Alerte mondiale au manque de denrées vivrières
L’effet « domino » de la fonte des stocks céréaliers frappe les populations les plus démunies du globe, qui sont les citadins des villes et mégapoles des pays pauvres ou en développement. Les surplus céréaliers des Etats ont fondu, comme les stocks d’intervention de l’UE. Ils constituaient une bonne part des dons en nature ou des ventes à prix cassé. A cela s’ajoutent les mesures mises en place par de nombreux pays en Asie, en Afrique et en Amérique latine, pour limiter leurs exportations. « Il est devenu très difficile de trouver la nourriture », signale Nicole Ménage, chef du service des achats alimentaires du Programme alimentaire mondial (PAM) à Rome. Les coûts des denrées et de leur acheminement représentent une difficulté supplémentaire pour le PAM, qui réclame d’urgence 500 à 600 millions de dollars.
Certains pays ont recours à des accords bilatéraux. La Libye est sur le point de conclure un accord bilatéral avec l’Ukraine qui lui réserverait 100 000 hectares, précise Le Monde. L’Inde négocie avec le Kazakhstan. L’Egypte échange avec la Syrie du riz contre du blé.
Agro-carburants
La crise donne l’occasion à Jean Ziegler, rapporteur spécial des Nations unies pour le droit à l’alimentation, de qualifier à nouveau la production généralisée de biocarburants de « crime contre l’humanité ». Moins cinglant, Jacques Diouf, directeur général de la FAO, rappelle que 100 millions de tonnes de céréales sont transformées en carburants, alors que le niveau des stocks de céréales s’est réduit à 405 millions de tonnes. Il est vrai que les Philippines et même le Sénégal ont leur programme de développement d’agro-carburant. Il est sûr aussi que le couplage sur les marchés à terme, des cours des grains et du sucre à celui du pétrole renforce la spéculation sur les denrées agricoles. Les prix s’envolent d’autant plus, parfois en dépit des fondamentaux. La FAO ne va pas jusqu’à mettre en cause l’industrie du Petfood, utilisatrice de céréales consommées par des populations humaines, comme le riz, ou la consommation croissante de produits animaux.
Du côté européen, le ministre français de l’Agriculture Michel Barnier comptait évoquer hier « l’insécurité alimentaire » à l’occasion du conseil des ministres de l’Agriculture à Luxembourg. Il avait insisté, jeudi dernier au Sénat, sur l’urgence d’une initiative européenne en la matière. La question d’aider prioritairement l’agriculture vivrière est posée avec plus d’acuité par la Banque mondiale, la FAO et l’Unesco.
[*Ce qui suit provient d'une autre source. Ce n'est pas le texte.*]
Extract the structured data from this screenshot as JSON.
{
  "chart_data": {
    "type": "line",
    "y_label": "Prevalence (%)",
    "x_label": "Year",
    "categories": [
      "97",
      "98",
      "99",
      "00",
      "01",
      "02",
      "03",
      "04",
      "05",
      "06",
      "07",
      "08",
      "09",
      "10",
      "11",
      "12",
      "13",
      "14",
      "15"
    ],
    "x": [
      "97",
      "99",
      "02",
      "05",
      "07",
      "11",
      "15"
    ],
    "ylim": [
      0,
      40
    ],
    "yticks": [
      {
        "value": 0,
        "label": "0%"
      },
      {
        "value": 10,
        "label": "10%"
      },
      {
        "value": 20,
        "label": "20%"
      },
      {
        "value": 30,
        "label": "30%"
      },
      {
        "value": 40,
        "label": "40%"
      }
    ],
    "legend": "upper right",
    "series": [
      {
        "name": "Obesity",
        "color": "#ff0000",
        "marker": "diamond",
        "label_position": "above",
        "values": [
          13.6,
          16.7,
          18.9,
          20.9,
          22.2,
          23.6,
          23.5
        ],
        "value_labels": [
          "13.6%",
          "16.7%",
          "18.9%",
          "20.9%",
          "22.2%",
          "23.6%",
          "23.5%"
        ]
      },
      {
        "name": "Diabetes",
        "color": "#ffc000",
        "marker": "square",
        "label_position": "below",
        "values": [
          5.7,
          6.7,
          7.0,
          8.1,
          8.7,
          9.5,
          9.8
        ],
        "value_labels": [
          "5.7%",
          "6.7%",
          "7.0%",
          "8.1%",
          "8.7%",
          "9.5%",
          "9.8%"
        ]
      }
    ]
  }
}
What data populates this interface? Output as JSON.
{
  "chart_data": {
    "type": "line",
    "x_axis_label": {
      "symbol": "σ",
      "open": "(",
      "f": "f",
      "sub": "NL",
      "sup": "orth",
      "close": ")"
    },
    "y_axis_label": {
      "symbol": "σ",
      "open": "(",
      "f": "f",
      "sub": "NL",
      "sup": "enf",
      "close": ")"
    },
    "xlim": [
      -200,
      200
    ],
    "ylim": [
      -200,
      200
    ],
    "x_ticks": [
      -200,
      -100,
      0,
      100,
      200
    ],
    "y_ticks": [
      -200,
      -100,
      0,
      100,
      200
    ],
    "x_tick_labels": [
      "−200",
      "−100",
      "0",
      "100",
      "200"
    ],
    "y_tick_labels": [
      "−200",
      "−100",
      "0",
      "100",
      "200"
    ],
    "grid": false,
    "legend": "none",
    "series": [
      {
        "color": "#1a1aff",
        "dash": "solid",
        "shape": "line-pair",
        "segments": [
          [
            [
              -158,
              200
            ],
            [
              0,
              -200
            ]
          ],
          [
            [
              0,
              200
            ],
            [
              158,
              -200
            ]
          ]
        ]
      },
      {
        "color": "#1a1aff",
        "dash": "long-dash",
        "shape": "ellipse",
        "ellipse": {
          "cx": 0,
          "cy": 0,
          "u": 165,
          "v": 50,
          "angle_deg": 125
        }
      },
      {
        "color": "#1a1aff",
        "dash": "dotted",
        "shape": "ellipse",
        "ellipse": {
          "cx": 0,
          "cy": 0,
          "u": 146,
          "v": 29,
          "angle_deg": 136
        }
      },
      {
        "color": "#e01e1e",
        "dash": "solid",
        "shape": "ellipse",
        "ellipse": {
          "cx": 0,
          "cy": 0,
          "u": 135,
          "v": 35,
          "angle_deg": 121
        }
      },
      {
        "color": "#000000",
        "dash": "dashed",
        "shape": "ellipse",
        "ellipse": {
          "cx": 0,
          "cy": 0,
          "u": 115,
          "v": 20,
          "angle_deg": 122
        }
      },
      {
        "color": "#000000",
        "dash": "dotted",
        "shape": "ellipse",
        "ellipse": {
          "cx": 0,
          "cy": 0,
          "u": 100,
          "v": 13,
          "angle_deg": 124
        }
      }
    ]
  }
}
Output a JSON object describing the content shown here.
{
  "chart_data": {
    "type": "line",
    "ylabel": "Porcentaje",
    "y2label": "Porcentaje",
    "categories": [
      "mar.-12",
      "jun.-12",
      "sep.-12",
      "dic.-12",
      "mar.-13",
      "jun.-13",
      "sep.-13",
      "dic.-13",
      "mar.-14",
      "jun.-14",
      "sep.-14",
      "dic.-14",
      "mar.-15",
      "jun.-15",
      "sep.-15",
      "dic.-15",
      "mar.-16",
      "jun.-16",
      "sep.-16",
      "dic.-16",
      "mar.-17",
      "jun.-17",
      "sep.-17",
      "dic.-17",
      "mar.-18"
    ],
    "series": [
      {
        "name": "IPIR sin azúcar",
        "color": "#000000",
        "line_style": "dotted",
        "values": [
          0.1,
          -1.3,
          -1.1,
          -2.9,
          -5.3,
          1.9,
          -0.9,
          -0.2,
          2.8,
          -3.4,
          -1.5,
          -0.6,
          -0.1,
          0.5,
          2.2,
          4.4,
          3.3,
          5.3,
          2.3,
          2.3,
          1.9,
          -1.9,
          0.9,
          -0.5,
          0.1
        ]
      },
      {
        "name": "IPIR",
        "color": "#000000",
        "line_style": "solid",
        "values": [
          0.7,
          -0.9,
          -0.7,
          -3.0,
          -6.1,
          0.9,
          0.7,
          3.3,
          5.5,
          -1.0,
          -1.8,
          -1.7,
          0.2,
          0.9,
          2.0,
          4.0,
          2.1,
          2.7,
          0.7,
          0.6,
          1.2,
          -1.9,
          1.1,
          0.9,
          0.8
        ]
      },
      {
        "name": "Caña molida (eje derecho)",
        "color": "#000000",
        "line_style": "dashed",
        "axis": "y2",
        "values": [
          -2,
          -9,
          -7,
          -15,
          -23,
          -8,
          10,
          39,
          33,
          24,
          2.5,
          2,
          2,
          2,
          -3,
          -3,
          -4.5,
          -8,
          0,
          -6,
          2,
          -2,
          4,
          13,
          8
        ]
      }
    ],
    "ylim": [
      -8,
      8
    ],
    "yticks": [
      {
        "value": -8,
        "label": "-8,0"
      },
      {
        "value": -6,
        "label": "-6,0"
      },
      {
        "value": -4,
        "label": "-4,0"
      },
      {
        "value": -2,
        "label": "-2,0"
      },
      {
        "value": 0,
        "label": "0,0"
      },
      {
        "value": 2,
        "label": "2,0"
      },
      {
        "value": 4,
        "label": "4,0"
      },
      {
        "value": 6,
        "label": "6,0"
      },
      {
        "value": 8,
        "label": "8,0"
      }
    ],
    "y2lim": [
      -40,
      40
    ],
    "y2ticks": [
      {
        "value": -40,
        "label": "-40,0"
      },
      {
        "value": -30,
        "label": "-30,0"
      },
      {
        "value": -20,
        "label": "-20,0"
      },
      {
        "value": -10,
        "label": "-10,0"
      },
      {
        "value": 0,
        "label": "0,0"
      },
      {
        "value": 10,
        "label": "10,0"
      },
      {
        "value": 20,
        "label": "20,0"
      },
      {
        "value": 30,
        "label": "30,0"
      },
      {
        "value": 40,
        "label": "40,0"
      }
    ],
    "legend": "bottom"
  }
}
Rapport écologique de l’Onu
Jacques Diouf (FAO) déplore l’effort insuffisant des banques internationales en faveur de l’agriculture, ainsi que l’absence d’une politique mondiale de protection des ressources en eau. Il appelle pour le court terme à une « opération massive de distribution de semences et de fertilisants » dans les pays menacés de pénurie alimentaire.
Par une coïncidence de calendrier, un rapport est rendu public par l’Unesco, soulignant « l’urgence » de changer les règles de l’agriculture mondiale. Ce rapport « sur l’état de l’agriculture dans le monde », était une initiative lancée en 2002 par la Banque mondiale et la FAO lors du sommet mondial pour le développement durable de Johannesburg. Il va à première vue à l’encontre du principe libéral d’avantage comparatif. Il préconise que les sciences agricoles « prennent davantage en compte la protection des ressources naturelles et les pratiques dites agro-écologiques », plutôt locales, et une « plus grande proximité entre la production des matières agricoles et les consommateurs auxquels elles sont destinées ». Tandis que le secrétaire américain au Trésor Henry Paulson adresse un message aux pays en développement qui bénéficient de la hausse des matières premières, agricoles et autres, devant le développement de la Banque mondiale : aider de ce profit « une croissance plus forte et durable ».